In 2019, the LDF government rolled out KASP, converging all previous health protection schemes. The State Health Agency (SHA) was created as an institutional mechanism to run the scheme. In the initial year, KASP was being run in the insurance mode, with Reliance General Insurance as the insurance provider.

However, KASP’s troubles began in 2020-21, when on the recommendation of SHA, the scheme transitioned from the insurance model to the trust or assurance model, wherein the financial liability of settling claims falls directly on the government.

The claims expenditure, which used to be contained at around ₹700 crore in the insurance mode in the initial year, crossed ₹1,600 crore in the subsequent years.

The problem, as many health financing experts pointed out, was not KASP as such.
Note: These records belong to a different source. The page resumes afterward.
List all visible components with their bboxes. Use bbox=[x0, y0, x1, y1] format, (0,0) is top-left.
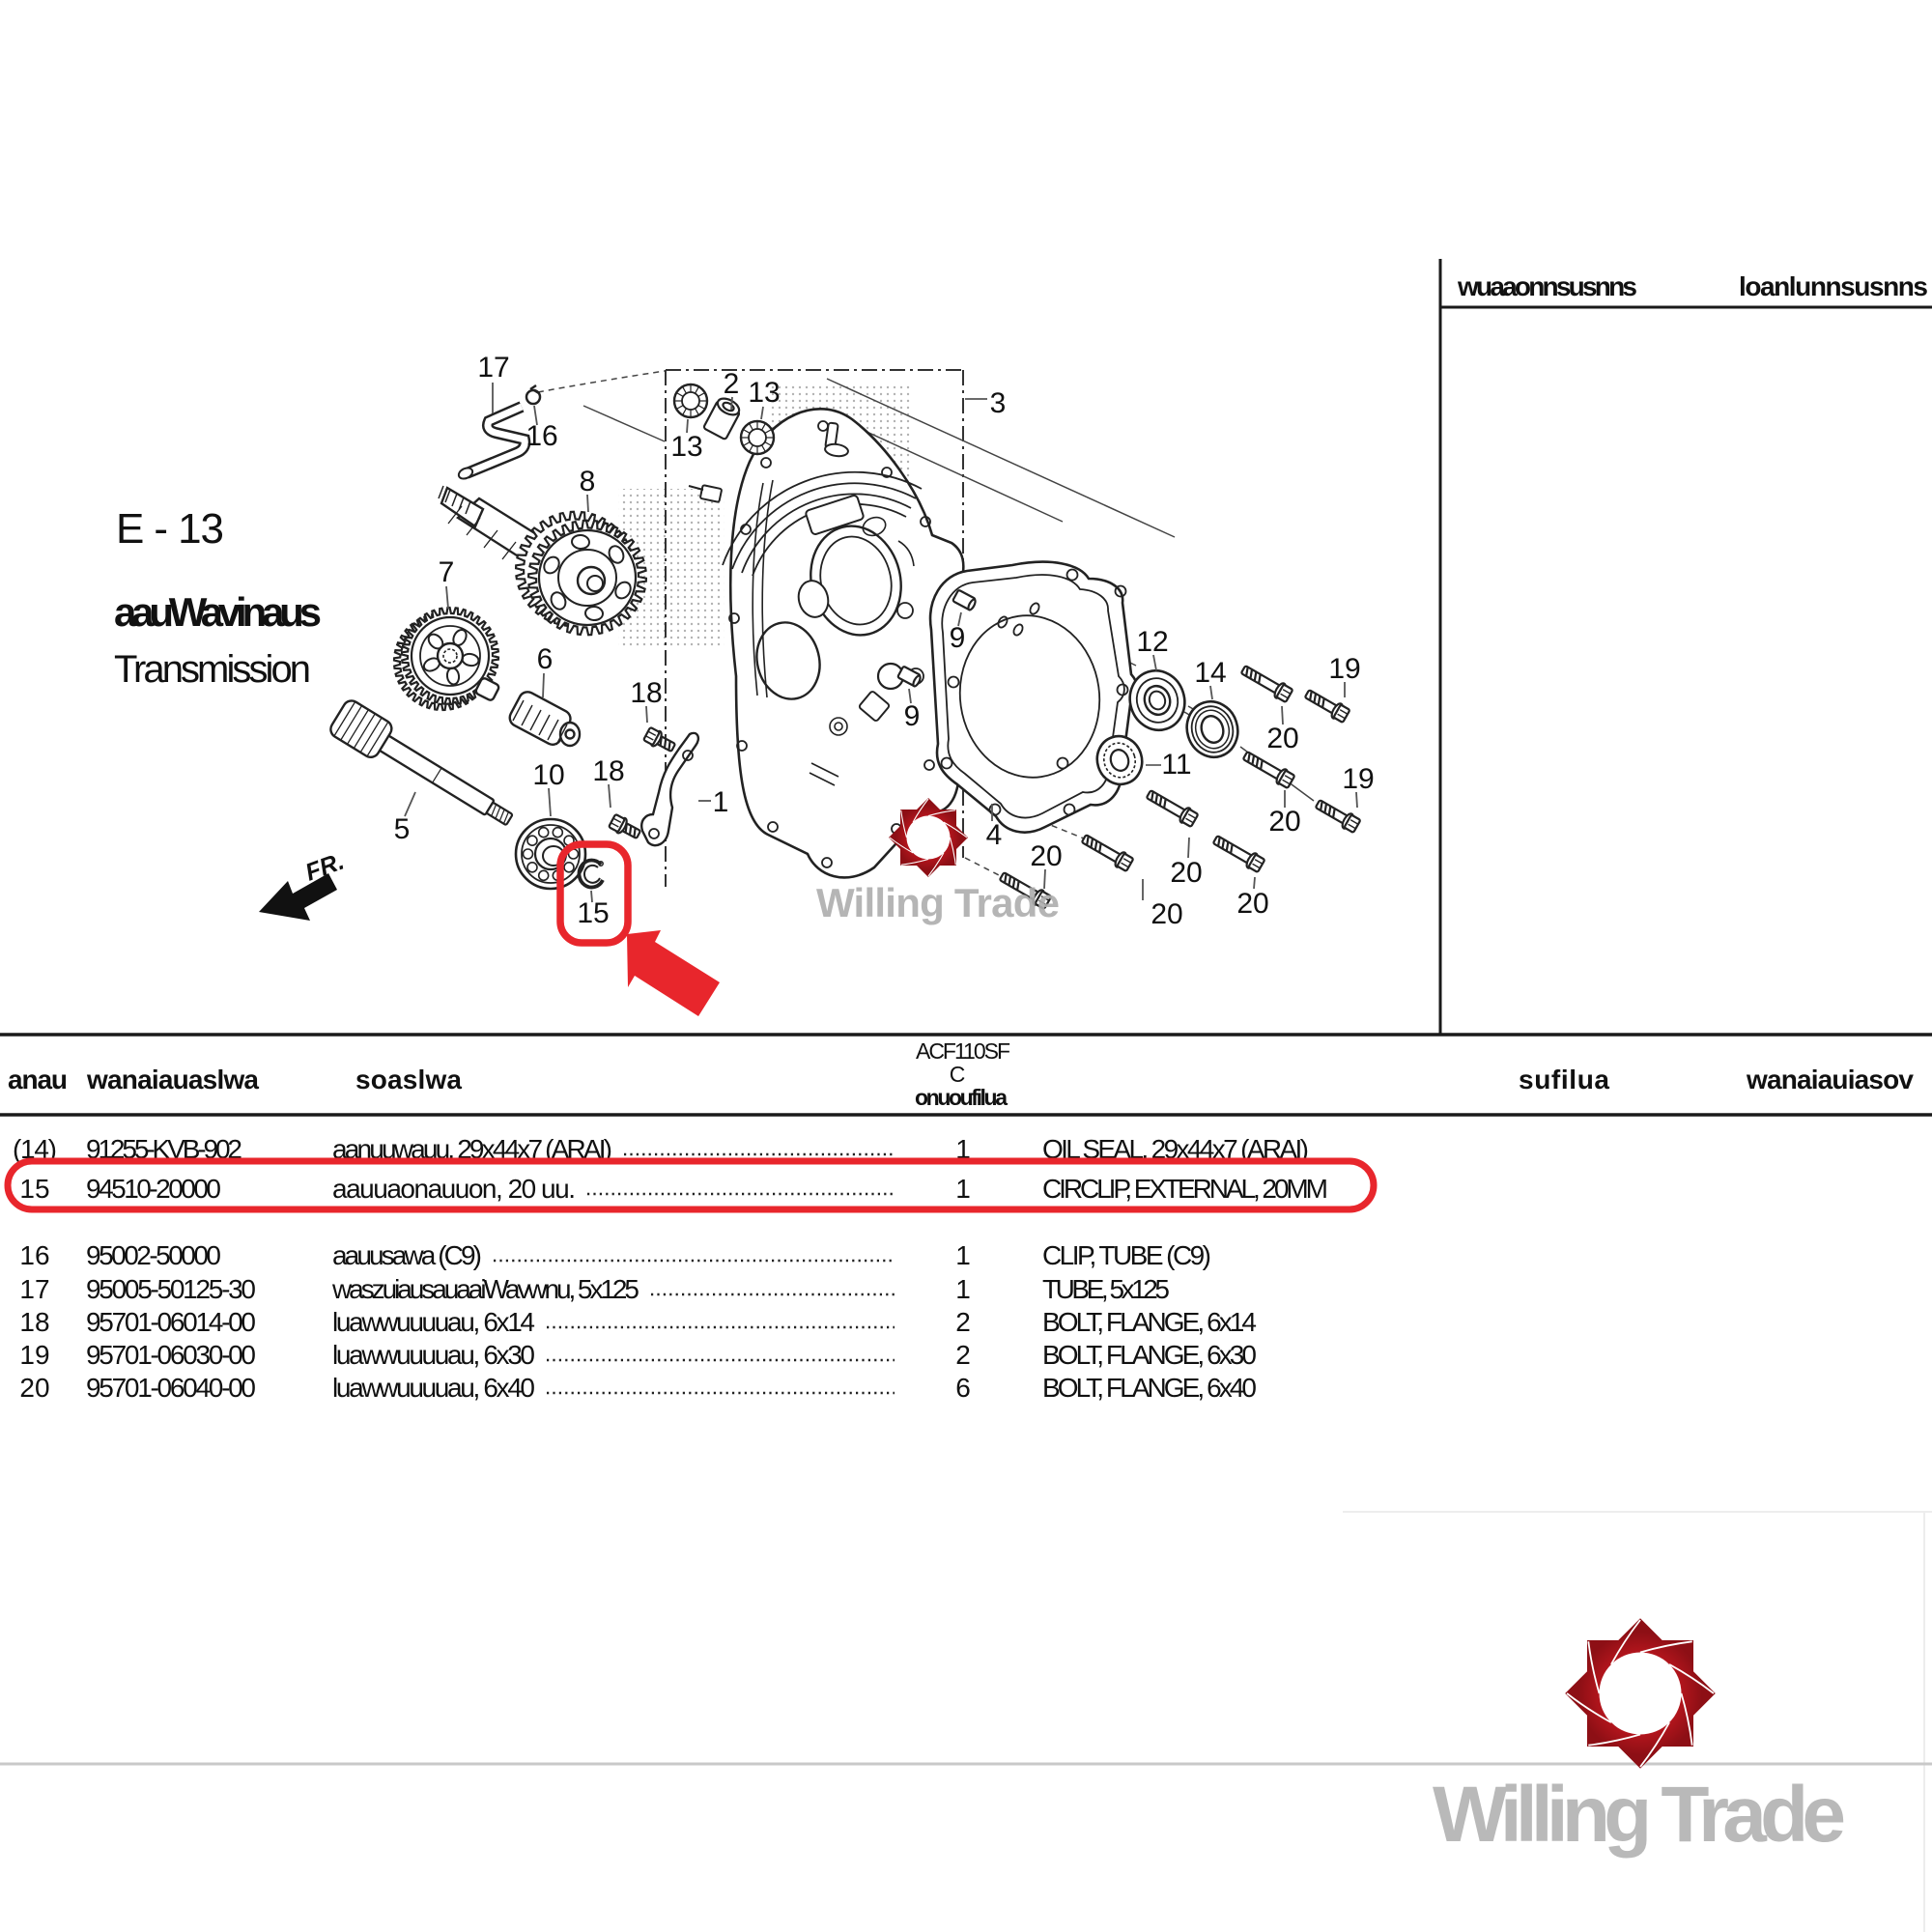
svg-text:Willing Trade: Willing Trade bbox=[1433, 1771, 1846, 1859]
svg-text:16: 16 bbox=[526, 420, 557, 452]
svg-text:13: 13 bbox=[670, 431, 702, 463]
svg-text:E - 13: E - 13 bbox=[116, 505, 224, 553]
svg-text:5: 5 bbox=[394, 813, 411, 845]
svg-text:18: 18 bbox=[592, 755, 624, 787]
svg-text:9: 9 bbox=[904, 700, 921, 732]
svg-text:94510-20000: 94510-20000 bbox=[86, 1174, 221, 1204]
svg-text:19: 19 bbox=[1328, 653, 1360, 685]
svg-text:20: 20 bbox=[1170, 857, 1202, 889]
svg-text:wuaaonnsusnns: wuaaonnsusnns bbox=[1457, 271, 1637, 301]
svg-text:1: 1 bbox=[955, 1240, 971, 1270]
svg-text:waszuiausauaaiWavwnu, 5x125: waszuiausauaaiWavwnu, 5x125 bbox=[331, 1274, 639, 1304]
svg-text:4: 4 bbox=[986, 819, 1003, 851]
svg-text:2: 2 bbox=[955, 1340, 971, 1370]
svg-text:95005-50125-30: 95005-50125-30 bbox=[86, 1274, 256, 1304]
svg-text:20: 20 bbox=[19, 1373, 49, 1403]
svg-text:6: 6 bbox=[537, 643, 554, 675]
svg-text:9: 9 bbox=[950, 622, 966, 654]
svg-text:17: 17 bbox=[477, 352, 509, 384]
svg-text:7: 7 bbox=[439, 556, 455, 588]
svg-text:wanaiauiasov: wanaiauiasov bbox=[1746, 1065, 1914, 1094]
svg-text:wanaiauaslwa: wanaiauaslwa bbox=[86, 1065, 259, 1094]
svg-text:20: 20 bbox=[1236, 888, 1268, 920]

The scheme became a drain on the exchequer because it was run without any checks and balances, without a tight claims monitoring mechanism or financial discipline, as a CAG report pointed out in 2023. It bled public hospitals dry as the government was unable to check the huge claims overrun or reimburse the huge treatment expenditure of hospitals.

KASP liabilities stood close to ₹1,800 crore as per the last statement presented in the Assembly, of which ₹1,200 crore was owed to public hospitals .

The government now faces the onerous task of paying off the arrears due to public and private hospitals accumulated by KASP, while running the scheme like a tight ship till the new scheme is finalised.

Health insurance schemes traditionally cover only acute hospitalisation expenses, whereas drugs, diagnostics and outpatient consultations constitute a chunk of the out-of-pocket expenditure on health, which is the highest in Kerala.

Unless the care provisions, service delivery and drugs availability in public hospitals are improved alongside the provision of health insurance cover for inpatient care, the burden of health-care costs on people cannot be eased.

This will be the State’s imminent challenge because financing chronic disease management in a huge population of elderly as well as adults involves substantial, recurring expenditure for medicines, diagnostics or home-based healthcare, which traditional insurance schemes do not cover.